Two Matriarchs Keep 'Family That Preys' Afloat

The best thing about "Tyler Perry's The Family That Preys" is the opportunity it affords to watch a pair of veteran actresses still at the top of their game.

Alfre Woodard and Kathy Bates play best pals in this soap opera-style story, and the moments each are on-screen are undeniably the movie's best. One senses a rapport and chemistry between the women that transcends the formulaic plot.

Essentially, this is a tale of two families whose lives have been intertwined for a couple of generations.

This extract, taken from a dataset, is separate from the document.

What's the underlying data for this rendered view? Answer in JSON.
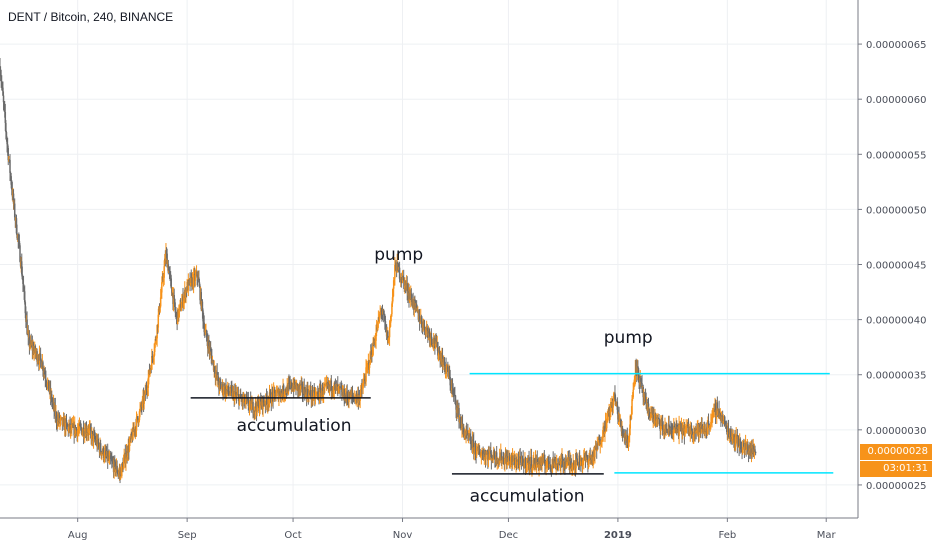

At first, it's hard to imagine what drew Woodard's modest Alice to Bates' over-the-top Charlotte. While Alice is down-to-earth, wise and warm, Charlotte is imperious, childish and unforgiving. Both are divorced, though Charlotte has been through a trio of wealthy husbands and rattles around in a sprawling plantation-style mansion. Alice lives much more modestly. Charlotte is on the board of a huge corporation built by one her husbands, while Alice runs a cozy diner along with her daughter Pam (Taraji Henson). Charlotte must contend with William, her arrogant, scheming son running the family company (Cole Hauser). Meanwhile, Alice is baffled by her self-centered and ambitious daughter (Sanaa Lathan) who from the day of her wedding looks down on her construction worker husband, Chris. (Rockmond Dunbar). Pam and her husband (Tyler Perry in a very low-key role) have a stable marriage, but struggle financially.

The focus is squarely on the family: parent-child issues, sibling rivalry and infidelity are the main problems, but issues like greed and corruption also are part of the tale. Perry also addresses complex race and class issues and generally tackles a broader canvas with this more serious story. There's no sign of the ribald, pot-smoking granny, Madea, played by Perry in several previous films.

What makes this movie entertaining hinges mostly on Woodard and Bates, as they take a road trip across the South and Southwest. Their encounters with garrulous cowboys, sundry rednecks and other characters provide some humor. What might easily have been annoying and cloying in the hands of lesser actresses is enjoyable here. In contrast, some of the smaller parts, such as William's clueless wife, Jillian (KaDee Strickland), and Abby (Robin Givens), a knowing and principled executive, seem more amateurish, particularly when compared with Woodard's natural performance.

Though better than most of Perry's broad comedies, "The Family That Preys" still suffers from excessive predictability and mawkish sentiment, which detracts from the story's believability. When the story is focused upon the formidable duo of family matriarchs, things proceed more smoothly.